Сейрен не разгибается, продолжая сидеть, обхватив себя руками и ссутулившись, и, закрыв на несколько секунд, усмехается, шумно фыркнув.
— Можешь честно сказать, что по сравнению с прежней мной любое изменение будет к лучшему.
На Оджи она намеренно не смотрит, не желая сталкиваться с наверняка осуждающим взглядом.
— Не стоит своих усилий обесценивать, но раз уж ты допускаешь честность, поначалу твоя компания мне действительно казалась весьма… сомнительной.
Вроде бы и пользуется предоставленным правом, но так при этом смягчает...
Сейрен только едва-едва головой покачивает — вряд ли это входит в категорию того, на что она способна повлиять.
— Но открыто осуждать я тебя никогда не собирался уже хотя бы потому, что это было бы абсолютно бессмысленно. Прислушиваться к моему мнению тебя ничто не обязывало, да и безнаказанными твои поступки всё равно не оставались. А со временем я ещё и заметил, что человек ты сама по себе вовсе не плохой. Запутавшийся, но совестливый и способный меняться.
Сейрен даже мысленно не пытается скалиться на ремарки о скрытой в ней доброте — упомянутая совестливость доставляла немалый дискомфорт, но она же была для феи практически единственным подтверждением того, что личность она далеко не безнадёжная.
— А теперь ты, наконец, пришла к тому, к чему давно стремилась. Найти себя очень дорогого стоит, даже если это лишь начало, — и нескрываемое уважение в негромком голосе друга Сейрен отнюдь не смущает, а навевает гордости.
Солнце снова пробивается из-за облаков, и Сейрен щурится — кажется ли ей, что некоторые лучи пролегают прямиком сквозь вполне плотную и материальную на вид фигуру стоящего спиной к свету Оджи?
— И теперь, когда ты тоже стала Прикюа, я могу тебя попросить об этом лично, — с этими словами Оджи неглубоко, но с должным почтением, пропитавшим и его речь в том числе, перед ней склоняется. — Сделайте всё, что в ваших силах.
Больше отгораживаться от разговора девушка не может, ведь он настолько напрямую её касается.
Разжав руки, она выпрямляется и выжидающе молчит.
— Вы трое не можете и не должны взваливать на себя все мыслимые проблемы, но...
Оджи разгибается, но голова его всё ещё немного опущена, ресницы нависают над утратившими живой блеск глазами, а голос, преисполненный светлой печали и разбавленный зарождающейся надеждой, становится всё тише.
— ...отрадно знать, что город есть кому защитить. В кои-то веки можно быть спокойным.
Сейрен плотно сжимает подрагивающие губы и со всей серьёзностью кивает ему — тому, кто весь срок, равный его давно оборвавшейся жизни, (не)вольно вбирал все — даже мельчайшие и незначительные — горести этого спокойного, мирного города.
— Я не подведу.
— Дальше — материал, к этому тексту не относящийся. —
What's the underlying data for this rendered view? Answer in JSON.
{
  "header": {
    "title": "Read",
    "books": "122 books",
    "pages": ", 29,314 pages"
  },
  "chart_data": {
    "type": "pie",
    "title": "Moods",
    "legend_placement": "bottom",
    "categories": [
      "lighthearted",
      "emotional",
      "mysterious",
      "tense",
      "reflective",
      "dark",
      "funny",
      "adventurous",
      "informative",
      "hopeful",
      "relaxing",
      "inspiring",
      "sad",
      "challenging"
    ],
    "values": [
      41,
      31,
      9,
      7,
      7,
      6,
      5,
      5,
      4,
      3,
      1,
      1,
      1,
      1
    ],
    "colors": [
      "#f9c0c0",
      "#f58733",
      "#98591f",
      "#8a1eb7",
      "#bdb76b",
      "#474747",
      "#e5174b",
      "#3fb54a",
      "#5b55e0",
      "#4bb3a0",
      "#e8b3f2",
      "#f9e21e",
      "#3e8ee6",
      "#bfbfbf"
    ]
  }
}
И, может быть, найду способ тебя освободить.
Оджи задумчиво — почти насмешливо — приподнимает брови и скрещивает на груди руки.
— А так ли это нужно?
— Тебе решать, — в тон ему отвечает Сейрен, поднимаясь на ноги и шагая вперёд. — Но не тебе отрицать, что твоё уединение определённо нарушено.
Парень сцепляет ладони за спиной и, подняв подбородок и скользнув взглядом в сторону, недвусмысленно намекает:
— В твоих силах вернуть всё на свои места.
— Ага, мечтай, — без заносчивости, но с вызовом перебивает Сейрен, уперев в бока руки. — От меня отделаться не так просто.
— Я предлагаю то, что будет лучше, — примирительно улыбается Оджи и, беззаботно качнувшись на одной ноге, шагает в сторону.
Сейрен задумчиво смотрит на его расслабленные плечи, упрямо не торопясь обрывать успевшие возникнуть привязанности.
— Решать, что лучше, будь так добр, предоставь мне.